Wednesday, April 23, 2014

T is for Tantalus Tortured in Tartarus

Day 20 of Blogging from A to Z.  Today’s letter is T

T is for Tantalus Tortured in Tartarus

tantalus tortured
tipple and taste beyond reach
hubris’ consequence

As capricious as the ancient gods were, they meted out some well deserved punishments. Unlike today, when we have a shooter of children on film and still
call him the alleged shooter.

Ah Zeus, where are you when we need you.

© Perle Champion


The punishment of Tantalus in Tartarus is to stand knee deep in water but be unable to slake his thirst because whenever he bends down, the water vanishes. Over his head hangs fruit, but whenever he reaches for it, it goes just beyond his reach. From this punishment Tantalus is familiar to us in the word tantalize.

Tuesday, April 22, 2014

S is for Seek, Seas, beyond the Strand…

Day 19 of Blogging from A to Z.  Today’s letter is S

S is for Seek, Seas, Strand…

to seek out new seas
one must abandon the strand
lose sight of the shore

Many people opt to stay securely on that narrow strand. Perhaps they’ll
wonder what lies beyond across the sea.  Perhaps they’ll wonder what lies inland as well.  

Alas, fear holds them fast.  They might take a hesitant step seaward, but the ventured foot sinks deep as the eager current’s pull makes footing unsure.  They might step inland, but here too the shifting sands make footing once more unsure.

And so they remain on their small path wondering but never knowing what lies beyond.


© Perle Champion

Monday, April 21, 2014

The Rock of Ritual & Rote

Day 18 of Blogging from A to Z.  Today’s letter is R

R is for the Rock of Ritual & Rote

with rote of ritual
rock bottom can become our
solid foundation

© Perle Champion

Ritual has many forms. Some as simple as making your morning coffee or tea; performing morning ablutions; etc.

I would add to those a few of my favorites – I’m sure you have more:
  • Taking my early morning walk, rain, shine or snow, sans the distraction of headgear, so I can listen to my own thoughts and the sounds of nature around me.
  • Writing stream-of-consciousness by hand in my journal on my return, before the noise of the day intrudes and crowds out my own internal voice.
  • Preparing food for the day whether breakfast, lunch or dinner.  The cracking of an egg, butter on toast; the simple act of dicing carrots, celery, pickles for a tuna salad; julienning vegetables for a stir fry.  All these rote preparations have a Zen affect when we pay attention.
  • Lighting candles on my small home altar.
  • Stroking my cat’s soft fur and relishing her soft purr as we settle on the couch with a good book and a glass of Pinot Noir.
  • Writing in my gratitude journal a list of at least 5 things I am grateful for before turning out the lights at night.

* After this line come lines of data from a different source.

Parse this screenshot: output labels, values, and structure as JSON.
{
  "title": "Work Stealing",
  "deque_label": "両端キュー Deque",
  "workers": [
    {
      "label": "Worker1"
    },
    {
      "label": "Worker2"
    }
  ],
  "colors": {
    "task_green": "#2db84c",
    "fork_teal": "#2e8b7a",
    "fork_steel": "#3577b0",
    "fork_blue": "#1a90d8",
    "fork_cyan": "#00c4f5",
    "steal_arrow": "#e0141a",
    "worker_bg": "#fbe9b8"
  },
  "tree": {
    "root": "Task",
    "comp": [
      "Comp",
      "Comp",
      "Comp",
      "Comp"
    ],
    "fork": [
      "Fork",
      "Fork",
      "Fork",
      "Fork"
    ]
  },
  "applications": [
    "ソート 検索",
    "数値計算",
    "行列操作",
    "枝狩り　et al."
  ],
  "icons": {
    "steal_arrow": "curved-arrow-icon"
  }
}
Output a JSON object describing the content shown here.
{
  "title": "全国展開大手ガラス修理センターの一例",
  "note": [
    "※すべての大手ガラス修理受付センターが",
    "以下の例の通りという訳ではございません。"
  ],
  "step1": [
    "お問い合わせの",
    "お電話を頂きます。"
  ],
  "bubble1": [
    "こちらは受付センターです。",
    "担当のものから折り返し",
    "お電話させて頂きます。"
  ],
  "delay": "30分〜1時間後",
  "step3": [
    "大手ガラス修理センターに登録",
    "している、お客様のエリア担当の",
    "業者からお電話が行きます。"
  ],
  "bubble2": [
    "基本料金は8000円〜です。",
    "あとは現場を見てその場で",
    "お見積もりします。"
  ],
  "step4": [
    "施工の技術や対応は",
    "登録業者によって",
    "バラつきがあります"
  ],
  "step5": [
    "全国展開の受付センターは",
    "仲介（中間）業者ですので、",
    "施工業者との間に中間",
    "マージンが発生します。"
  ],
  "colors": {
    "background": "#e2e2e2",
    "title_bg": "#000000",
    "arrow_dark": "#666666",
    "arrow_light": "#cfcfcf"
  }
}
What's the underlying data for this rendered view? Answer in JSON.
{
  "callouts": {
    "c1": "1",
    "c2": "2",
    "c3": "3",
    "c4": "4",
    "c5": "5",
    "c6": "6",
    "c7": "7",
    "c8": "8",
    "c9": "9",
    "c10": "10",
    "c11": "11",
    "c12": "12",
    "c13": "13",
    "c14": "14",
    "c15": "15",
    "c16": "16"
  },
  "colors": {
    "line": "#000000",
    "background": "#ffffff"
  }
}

If we stop and pay attention to the small rote rituals of our day they can be that rock that anchors us after an otherwise stormy day.


What are some of yours?

Saturday, April 19, 2014

Q Is for Quodlibet, Quibbles & Quarrels

Day 17 of Blogging from A to Z.  Today’s letter is Q

Q Is for Quodlibet, Quibbles & Quarrels

quodlibet quibbles
grow to quarrels when questioned
mules wearing blinders??
there is only one

© Perle Champion

Quodlibet is a disputation on a philosophical or theological point.  These days few
people or nations, for that matter, know how to have civilized discourse or debate on their preconceived ideals or the issues of the day. 

Each person or nation stands firm, determined to convince the other at the outset that their belief is the only truth one and all others are wrong.  There is rarely an open mind on either side.  (Kierkegaard says it best; see quote below). 

I no longer discuss, and rarely voice my beliefs to certain people, because it just isn’t worth my time.  I most certainly don’t have the patience with someone that believes if they shout loud enough and drown out other viewpoints, then they win.  I’m not sure what they think they win except to shut out any possibility of learning something new.


“The most terrible fight is not when there is one opinion against another, the most terrible is when two men say the same thing – and fight about the interpretation, and this interpretation involves a difference of quality.”


 – Søren Kierkegaard (1813-1855) Danish Philosopher. The Journals of Søren Kierkegaard: A selection, no 1057 (ed. And tr. By Alexander, 1938), 1850 entry.